Mais le nombre qui représente par excellence la distinction dans l’unité, ou l’unité explicite, est le trois. Deux ne nous dit pas ce qui est compris, proprement dit, dans l’unité. Cela s’observe au plan des sujets, où se révèle la véritable signification de la distinction dans l’unité, ou de l’unité dans les sujets distincts et le sens de cette constitution paradoxale de la réalité.

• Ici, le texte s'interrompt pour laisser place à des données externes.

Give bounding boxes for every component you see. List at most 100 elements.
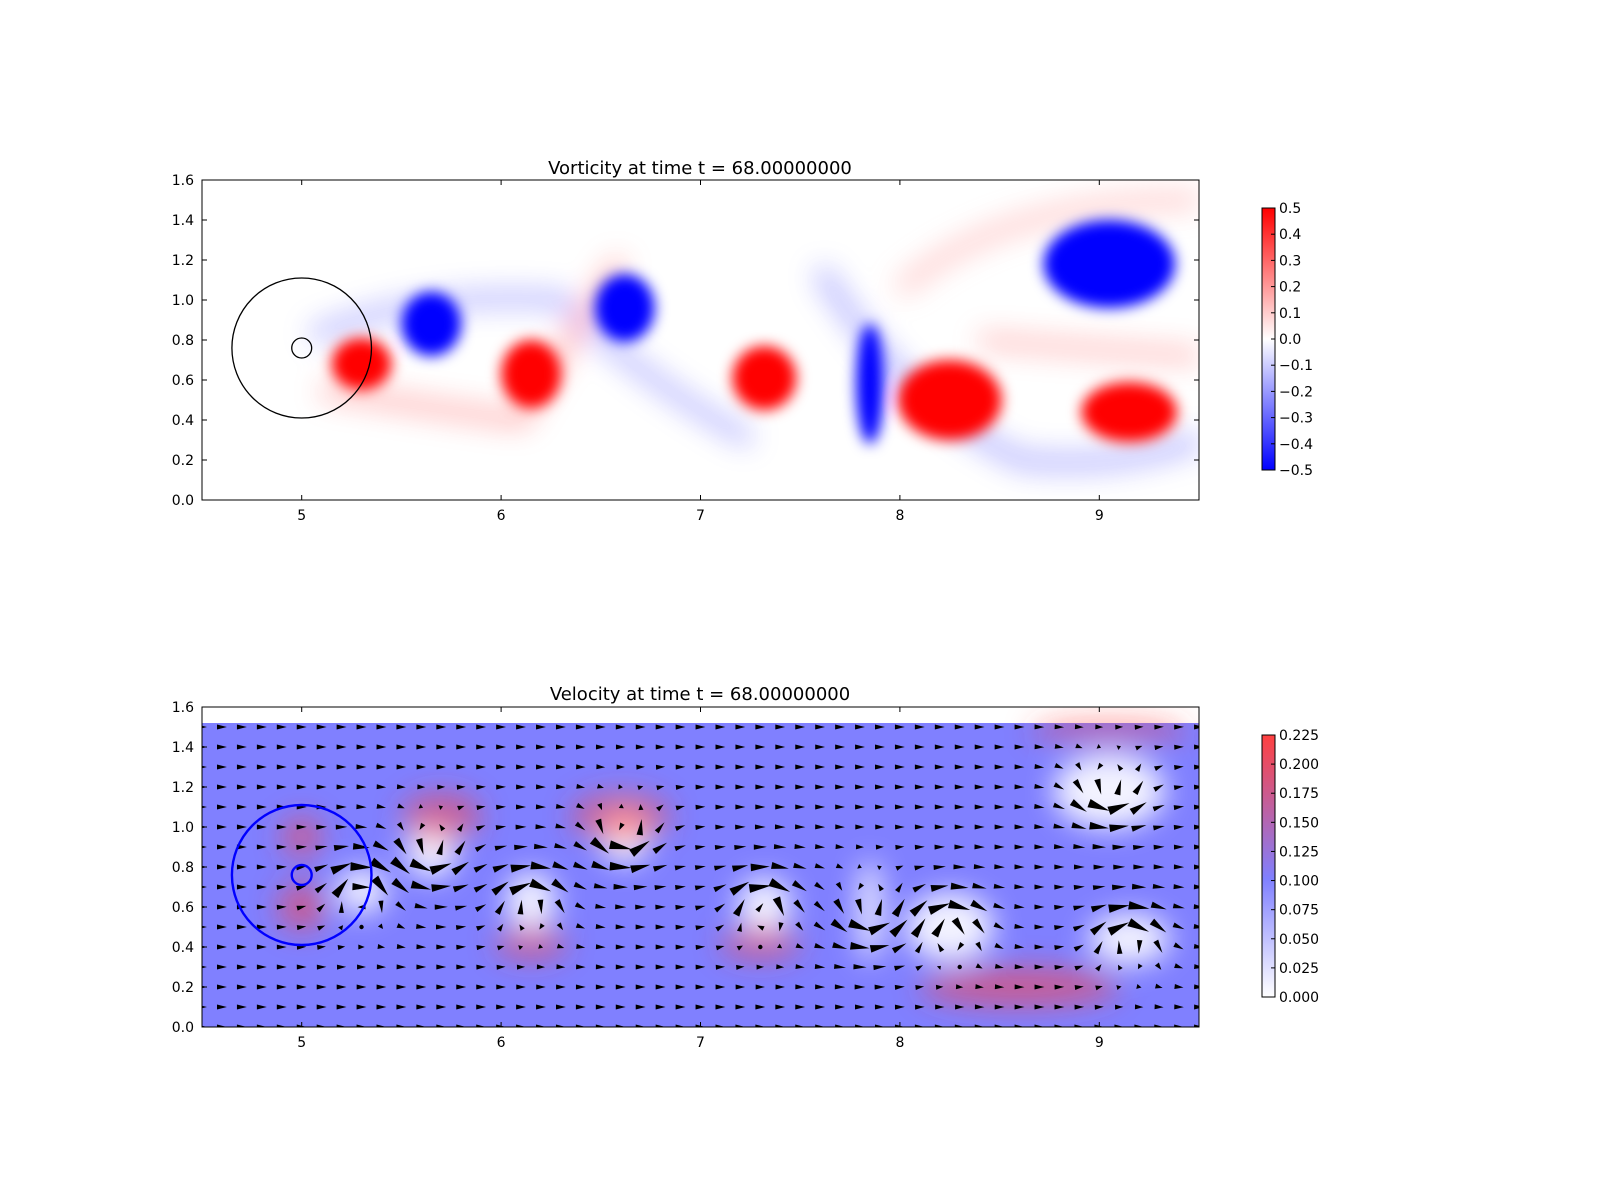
quiver-arrow [775, 764, 786, 770]
quiver-arrow [396, 984, 407, 990]
quiver-arrow [316, 903, 326, 913]
quiver-arrow [1154, 1004, 1164, 1010]
quiver-arrow [1173, 844, 1185, 850]
quiver-arrow [855, 784, 865, 790]
quiver-arrow [336, 724, 347, 730]
quiver-arrow [1174, 1024, 1184, 1027]
quiver-arrow [1072, 778, 1084, 794]
quiver-arrows [202, 724, 1199, 1027]
quiver-arrow [1034, 764, 1045, 769]
quiver-arrow [256, 764, 267, 770]
quiver-arrow [436, 944, 447, 950]
quiver-arrow [857, 863, 862, 869]
quiver-arrow [713, 884, 727, 893]
quiver-arrow [1097, 762, 1104, 770]
quiver-arrow [316, 764, 327, 770]
quiver-arrow [1134, 724, 1144, 730]
quiver-arrow [572, 861, 588, 870]
quiver-arrow [970, 899, 988, 912]
quiver-arrow [1132, 845, 1146, 850]
quiver-arrow [1094, 778, 1102, 795]
quiver-arrow [336, 1024, 347, 1027]
quiver-arrow [695, 724, 706, 730]
quiver-arrow [451, 861, 469, 876]
colorbar-tick-label: 0.050 [1279, 932, 1319, 948]
quiver-arrow [1054, 864, 1065, 870]
y-tick-label: 1.4 [172, 213, 194, 229]
quiver-arrow [335, 824, 348, 830]
quiver-arrow [216, 924, 227, 930]
quiver-arrow [894, 764, 905, 770]
quiver-arrow [536, 984, 546, 990]
quiver-arrow [835, 764, 846, 770]
quiver-arrow [556, 784, 566, 790]
quiver-arrow [954, 804, 965, 810]
quiver-arrow [393, 837, 407, 855]
quiver-arrow [296, 824, 307, 830]
quiver-arrow [555, 1004, 566, 1010]
quiver-arrow [1129, 802, 1147, 815]
quiver-arrow [875, 804, 885, 810]
y-tick-label: 0.6 [172, 373, 194, 389]
quiver-arrow [375, 822, 387, 829]
quiver-arrow [256, 804, 267, 810]
quiver-arrow [775, 744, 786, 750]
quiver-arrow [994, 764, 1005, 770]
quiver-arrow [1133, 864, 1145, 870]
quiver-arrow [296, 844, 307, 850]
quiver-arrow [395, 901, 406, 911]
y-tick-label: 0.8 [172, 333, 194, 349]
quiver-arrow [894, 724, 905, 730]
quiver-arrow [256, 1004, 267, 1010]
quiver-arrow [953, 864, 966, 870]
quiver-arrow [1092, 844, 1106, 850]
quiver-arrow [1014, 1024, 1025, 1027]
quiver-arrow [815, 1024, 826, 1027]
vorticity-colorbar: 0.5 0.4 0.3 0.2 0.1 0.0 −0.1 −0.2 −0.3 −0.4 −0.5 [1261, 201, 1313, 479]
quiver-arrow [1194, 724, 1199, 730]
quiver-arrow [735, 744, 746, 750]
quiver-arrow [431, 884, 451, 892]
quiver-arrow [436, 1024, 447, 1027]
quiver-arrow [519, 924, 525, 931]
quiver-arrow [536, 1024, 546, 1027]
quiver-arrow [855, 744, 865, 750]
quiver-arrow [655, 724, 666, 730]
negative-vortex [594, 274, 655, 342]
quiver-arrow [914, 824, 925, 830]
quiver-arrow [652, 864, 668, 872]
quiver-arrow [476, 925, 486, 931]
quiver-arrow [494, 845, 508, 851]
quiver-arrow [496, 984, 506, 990]
quiver-arrow [874, 1004, 885, 1010]
quiver-arrow [376, 803, 387, 809]
quiver-arrow [1034, 724, 1045, 730]
quiver-arrow [476, 984, 487, 990]
quiver-arrow [1089, 921, 1107, 936]
velocity-title: Velocity at time t = 68.00000000 [550, 684, 850, 705]
colorbar-tick-label: −0.5 [1279, 463, 1313, 479]
quiver-arrow [575, 724, 586, 730]
quiver-arrow [336, 744, 347, 750]
quiver-arrow [914, 865, 925, 871]
quiver-arrow [1136, 984, 1142, 989]
quiver-arrow [1014, 1004, 1025, 1010]
quiver-arrow [1137, 963, 1143, 970]
quiver-arrow [317, 944, 326, 950]
quiver-arrow [1117, 764, 1124, 772]
quiver-arrow [597, 802, 603, 811]
velocity-ticks: 5 6 7 8 9 0.0 0.2 0.4 0.6 0.8 1.0 1.2 1.4 1.6 [172, 700, 1199, 1051]
quiver-arrow [1173, 884, 1185, 890]
quiver-arrow [775, 804, 786, 810]
quiver-arrow [994, 963, 1004, 969]
quiver-arrow [316, 964, 327, 970]
quiver-arrow [236, 764, 247, 770]
quiver-arrow [894, 1004, 905, 1010]
quiver-arrow [357, 964, 367, 970]
quiver-arrow [850, 941, 870, 950]
quiver-arrow [735, 724, 746, 730]
vorticity-ticks: 5 6 7 8 9 0.0 0.2 0.4 0.6 0.8 1.0 1.2 1.4 1.6 [172, 173, 1199, 524]
quiver-arrow [1154, 1024, 1164, 1027]
quiver-arrow [974, 804, 985, 810]
quiver-arrow [974, 764, 985, 770]
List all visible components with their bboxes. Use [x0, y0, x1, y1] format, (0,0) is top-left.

Un sujet unique au sens absolu serait privé de joie et donc du sens de l’existence. Il douterait même de son existence. Son existence serait mêlée au rêve. Selon notre enseignement, un sujet et un objet, ou un monde d’objets en face de lui, maintient le sujet dans la même solitude privée de joie et de sens de l’existence. « Quel avantage l’homme aura-t-il à gagner le monde entier s’il le paye de son âme ? » (Mt 16, 26). Un sujet et un objet ne sont pas les deux parties d’un tout, car l’objet ne tire pas l’homme de l’incertitude de l’existence.

Deux sujets réalisent par leur communion une certaine consistance, ainsi qu’une joie et un sens de l’existence.

Cependant, même cette réalité de l’unité des deux parties qui est en même temps une unité dialogique basée sur l’unité d’être, est insuffisante. La communion à deux est aussi une limitation à partir de deux points de vue. D’abord la communion à deux n’ouvre pas tout l’horizon impliqué dans l’existence. Les deux ne s’ouvrent pas seulement l’un à l’autre mais ils se ferment aussi. Autrui n’est plus seulement une fenêtre, mais il devient un mur pour moi. Les deux ne peuvent pas vivre seulement d’eux deux. Ils doivent avoir la conscience d’un horizon qui s’étend au-delà d’eux, mais en lien avec eux deux. Et cet horizon ne peut pas être constitué par un objet ou un monde d’objets. Cela ne les tire pas de la monotonie d’une vie réduite, ou d’une solitude à deux. Il n’y a que le troisième sujet qui les tire de leur permanente solitude à deux ; il n’y a que le troisième sujet qui puisse être lui-aussi partenaire de communion et ne pas demeurer passif en face d’eux, comme l’est l’objet ».

(P. Dumitru Stàniloae, Théologie Dogmatique, I, trad. P. J. Boboc)

[1] Liber de Spiritu Sancto, ch. 18, P.G. 32, col. 149.